This feature focuses on two other guys, the ones I know the least.
Premiere dates as far back in the early 1990s, as the GUI train was at this point accelerating with no stoppage. Premiere developed by SuperMac in 1991, and was acquired by Adobe (the Not Invented or Not Innovated Here is Adobe’s informal tagline.) Trigger warning, I am no fan of Adobe, I find them to be extremely complex, shoplifting the competition and not getting properly accounted in the legal sense (look at the whole brohaha of Photoshop vs. Quantel’s Paintbox in the 90s.) . It’s not to say I use some of their products, because there really isn’t that many other choices. I am not a Creative Cloud customer either.
They made the version for the Mac first, then the PC by 1993. Unlike Avid’s platform which needed a customer to buy the Mac with the Avid hardware and software, the customer for Adobe could find a Mac or PC compatible to the specifications. (This predates the time before the Power PC or the Core Duo, of which basically needed other hardware to do the processing of video, if you use Apple’s FCP as the baseline of simplicity of video processing.
The original Premiere code ended by a decade later, when Adobe introduced Premiere Pro and by 2013, just 22 years after the original marketing of Premiere, Adobe was migrating customers into the cloud with Adobe’s Creative Cloud platform.
From my observation, Adobe is between Avid and whatever operating system Premiere runs on. Dual displays are optional, but not required, and later versions in the CC era, is a clusterfudge of a user interface.
Currently marketed by the same company that developed the CVG600, that same Grass Valley, markets one my favorite NLEs in a post FCP7 world. However there’s a catch. It runs on Windows only. Edius has a large install at least of the 3 of the 4 Network O&O groups, Fox ABC and NBC, and other major affiliate chains, while all the network news divisions are still using Avid’s Windows-based NewsCutter that is a UI designed for news gathering operations, since the last year Avid has pulled the plug. on the “Media Composer with NewsCutter Option”
Edius was built originally by the Japanese based Canopus in 2003, with GV acquiring them two years later, while Grass Valley themselves have gone through many different owners, with most recently being spun off by the hard-wiring conglomerate Belden in 2018.
What may make Edius be good sell, is that it supported file based media formats, the solid state storage devices like Sony’s XDCAM, Panasonic’s signature P2 and your consumer grade SD cards early on as early as 2006! While for most video pros, file based workflows are common now, at the time Edius was the one of the few that could do it without much hardware or plugins. Thanks to Avid for bringing the world the lovely “plugins” (sarcasm.)
Edius’ media management application that has the resemblance of Apple’s iPhoto. While version 10 (or “X”) came out just last fall, with anything that is “X” I am taking with a grain of salt. The cool thing is the pricing is more competitive, and it does a whole lot of cool things if video is your medium. The Title functionality is in par to a Chyron, Deko or even an Xpression with the UI mimicking a Character Generator.
If graphics is another way you express yourself (and I like to do newsgathering, so this why I am speaking about this with high regards) it’s worth giving Grass Valley your email to try to for 30 days.

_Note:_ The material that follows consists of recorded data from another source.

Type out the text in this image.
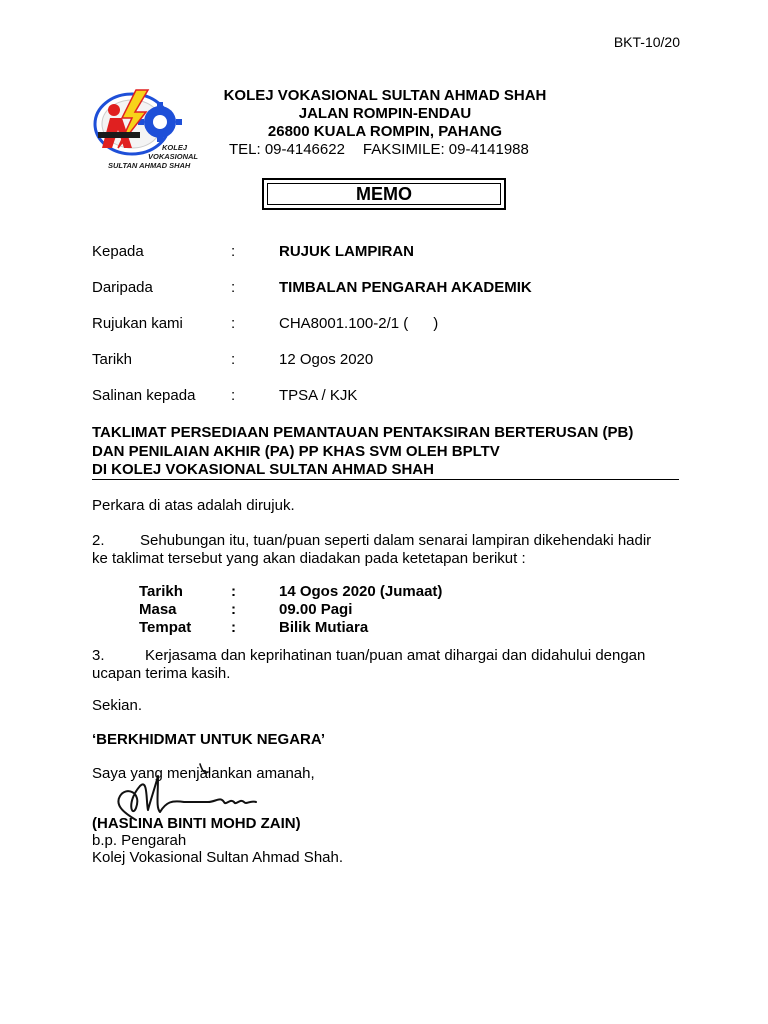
BKT-10/20
KOLEJ
VOKASIONAL
SULTAN AHMAD SHAH
KOLEJ VOKASIONAL SULTAN AHMAD SHAH
JALAN ROMPIN-ENDAU
26800 KUALA ROMPIN, PAHANG
TEL: 09-4146622 FAKSIMILE: 09-4141988
MEMO
Kepada	:	RUJUK LAMPIRAN
Daripada	:	TIMBALAN PENGARAH AKADEMIK
Rujukan kami	:	CHA8001.100-2/1 (      )
Tarikh	:	12 Ogos 2020
Salinan kepada :	TPSA / KJK
TAKLIMAT PERSEDIAAN PEMANTAUAN PENTAKSIRAN BERTERUSAN (PB)
DAN PENILAIAN AKHIR (PA) PP KHAS SVM OLEH BPLTV
DI KOLEJ VOKASIONAL SULTAN AHMAD SHAH
Perkara di atas adalah dirujuk.
2. Sehubungan itu, tuan/puan seperti dalam senarai lampiran dikehendaki hadir
ke taklimat tersebut yang akan diadakan pada ketetapan berikut :
Tarikh	:	14 Ogos 2020 (Jumaat)
Masa	:	09.00 Pagi
Tempat	:	Bilik Mutiara
3.	Kerjasama dan keprihatinan tuan/puan amat dihargai dan didahului dengan
ucapan terima kasih.
Sekian.
‘BERKHIDMAT UNTUK NEGARA’
Saya yang menjalankan amanah,
(HASLINA BINTI MOHD ZAIN)
b.p. Pengarah
Kolej Vokasional Sultan Ahmad Shah.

For my ThinkPad W520 using Windows 7 (shh… don’t tell legal and compliance!) to handle the editing is another sign that you do not need the latest and greatest; since it’s dependent on the CPU, and GPU. Since I have a NVIDIA and an i7, cutting 90 second package can take less than 10 minutes. Again in par with the legacy FCP. I have not tried EDIUS on my Mac via BootCamp; as I am in a pivot point whether or not I should stay on the Macs as a creative pro or move to Windows.